Hemp extract products with expired dates were still on the shelf.
The foreign-language snack items, packages of Cheetos and RITZ without English-language labeling, were voluntarily discarded during the visit. Those received a stop sale order and release. They were the only items resolved on site.
What These Violations Mean
The controlled substance findings are the most legally serious category in this inspection. When hemp extract products test above the 0.3% delta-9 THC threshold, or when products are flagged under Chapter 893, they cross from the legal hemp market into territory governed by Florida's controlled substance law. A customer buying a product from a retail shelf has no way to know, from the packaging alone, whether the item meets that threshold, because the inspection found that many of the products at Bluntly lacked the required certificates of analysis, batch numbers, and QR codes that would link back to third-party lab testing.
The amanita muscaria finding is a separate and acute concern. Amanita muscaria is a mushroom species that contains psychoactive compounds including muscimol and ibotenic acid. The inspector cited the WUNDER gummies under the provision covering food that bears or contains a poisonous or deleterious substance. Unlike psilocybin mushrooms, amanita muscaria is not a scheduled controlled substance under federal law, but Florida's food safety statute prohibits its sale as a food product.
The kratom labeling failures compound the risk for consumers. Kratom contains alkaloids with varying potency across products, and the 7-Hydroxymitragynine concentration requirement exists precisely so buyers know what dose they are consuming. Products missing that figure, along with ingredient lists and manufacturer information, give a customer no basis to make an informed decision about what they are ingesting or how much.
The missing age restriction signage matters in a different way. Both kratom and hemp extract products are restricted to buyers 21 and older under Florida law. Without posted notices at the point of sale, there is no visible enforcement mechanism at the counter.
The Longer Record
The March 2, 2026 inspection was triggered as a re-inspection under the category "Operating Without a Valid Food Permit, Product Re-inspection Required," meaning the shop had already been flagged for operating without a valid food permit before this visit. Two of the 25 violations were marked as repeat citations, including the food permit violation itself and the kratom 7-Hydroxymitragynine labeling failure. Both had been documented in a prior inspection.
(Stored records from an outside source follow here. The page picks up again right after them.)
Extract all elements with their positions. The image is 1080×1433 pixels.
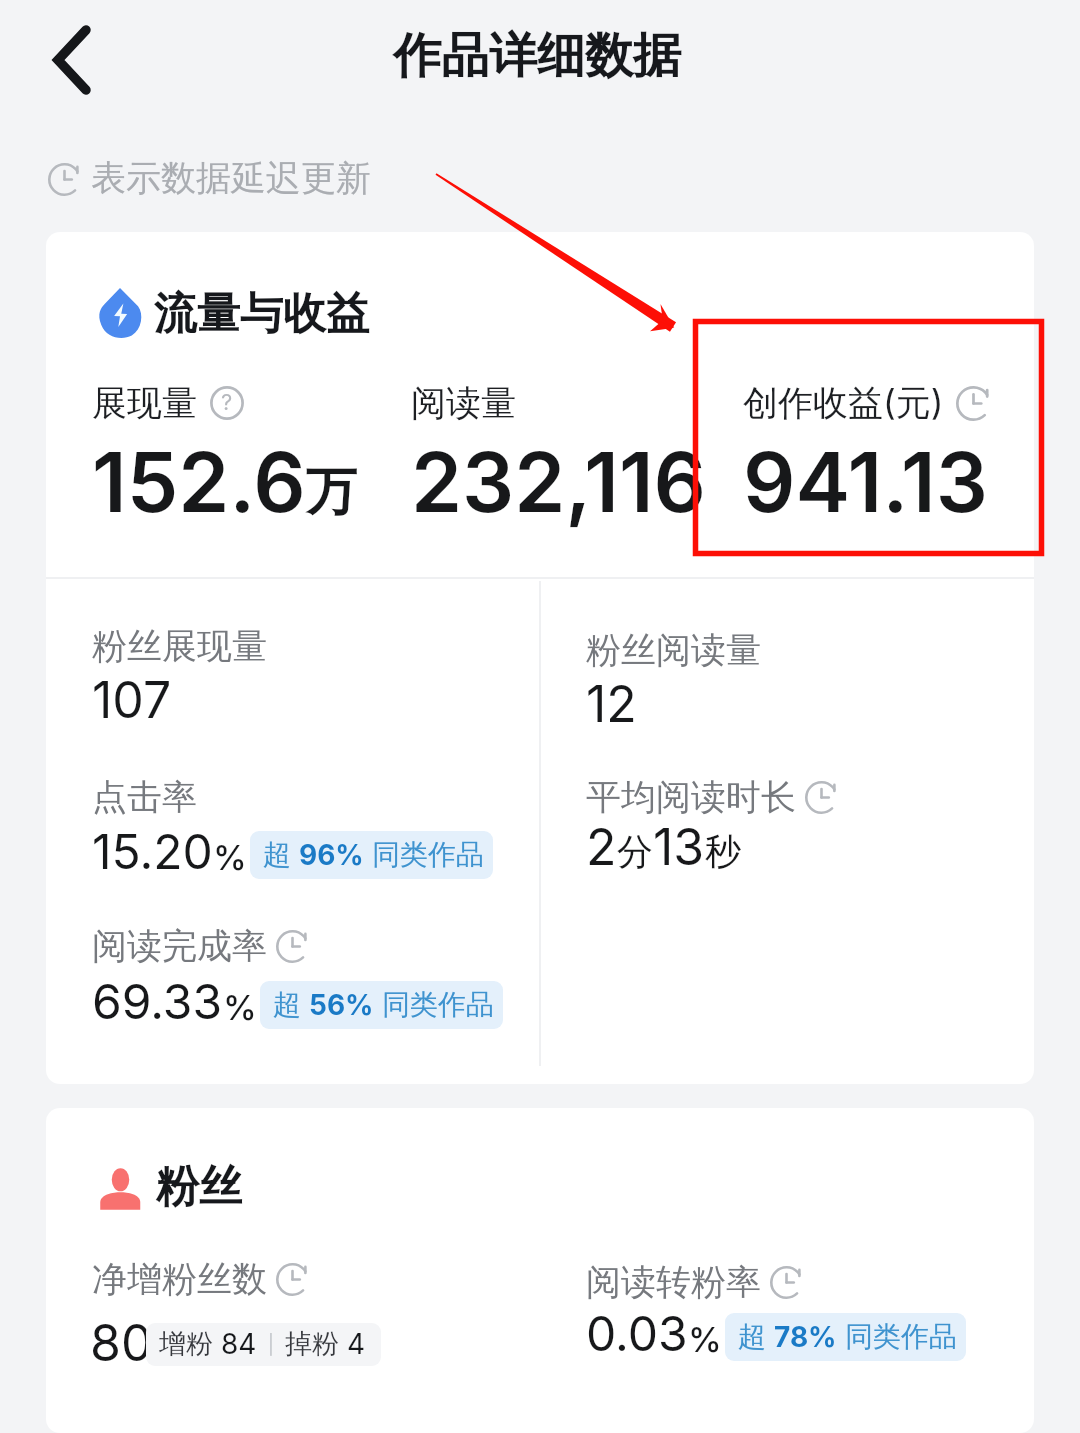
staticText: 超 bbox=[738, 1319, 774, 1354]
staticText: 80 bbox=[90, 1313, 153, 1373]
staticText: 78% bbox=[774, 1320, 837, 1354]
staticText: 净增粉丝数 bbox=[92, 1257, 267, 1301]
staticText: ? bbox=[221, 389, 233, 416]
staticText: 阅读量 bbox=[411, 381, 516, 425]
staticText: 107 bbox=[92, 670, 172, 730]
staticText: 69.33 bbox=[92, 972, 223, 1030]
staticText: % bbox=[688, 1319, 722, 1360]
staticText: 同类作品 bbox=[374, 987, 494, 1022]
staticText: 12 bbox=[586, 674, 637, 734]
staticText: 粉丝阅读量 bbox=[586, 628, 761, 672]
staticText: 点击率 bbox=[92, 775, 197, 819]
staticText: 同类作品 bbox=[364, 837, 484, 872]
staticText: 增粉 bbox=[159, 1327, 221, 1361]
staticText: 流量与收益 bbox=[154, 287, 369, 341]
staticText: 同类作品 bbox=[837, 1319, 957, 1354]
staticText: 作品详细数据 bbox=[393, 26, 681, 86]
staticText: % bbox=[223, 987, 257, 1028]
staticText: 阅读完成率 bbox=[92, 924, 267, 968]
staticText: 15.20 bbox=[92, 822, 213, 880]
staticText: 阅读转粉率 bbox=[586, 1260, 761, 1304]
staticText: 超 bbox=[273, 987, 309, 1022]
staticText: 超 bbox=[263, 837, 299, 872]
staticText: 掉粉 bbox=[285, 1327, 347, 1361]
staticText: 56% bbox=[309, 988, 374, 1022]
staticText: 万 bbox=[306, 460, 357, 524]
staticText: 展现量 bbox=[92, 381, 197, 425]
staticText: 96% bbox=[299, 838, 364, 872]
staticText: 4 bbox=[347, 1327, 366, 1361]
staticText: 平均阅读时长 bbox=[586, 775, 796, 819]
staticText: 2 bbox=[586, 817, 617, 877]
staticText: 0.03 bbox=[586, 1304, 688, 1362]
staticText: 84 bbox=[221, 1327, 257, 1361]
staticText: 粉丝展现量 bbox=[92, 624, 267, 668]
staticText: 13 bbox=[653, 817, 705, 877]
staticText: % bbox=[213, 837, 247, 878]
staticText: 152.6 bbox=[92, 433, 306, 532]
staticText: 秒 bbox=[705, 829, 741, 874]
staticText: 粉丝 bbox=[156, 1160, 242, 1214]
staticText: 创作收益(元) bbox=[743, 381, 944, 425]
staticText: 表示数据延迟更新 bbox=[91, 156, 371, 200]
staticText: 232,116 bbox=[411, 433, 707, 532]
staticText: 分 bbox=[617, 829, 653, 874]
button[interactable]: What is impressions bbox=[210, 386, 244, 420]
staticText: | bbox=[257, 1333, 285, 1356]
staticText: 941.13 bbox=[743, 433, 988, 532]
button[interactable]: Back bbox=[17, 15, 107, 105]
The permit situation was still unresolved at the time of the March visit. The inspector noted that an application had been submitted and that the establishment was required to remit payment of the appropriate fee within 10 days.
Not a single violation was corrected on site during the March 2 inspection, other than the voluntary removal of the foreign-language snack products. The stop sale orders on the controlled substance products, the mislabeled kratom, the amanita mushroom gummies, and the dozens of hemp extract products with packaging failures all remained in place at the close of the inspection.
The stop sale document that came out of that visit ran to page 157.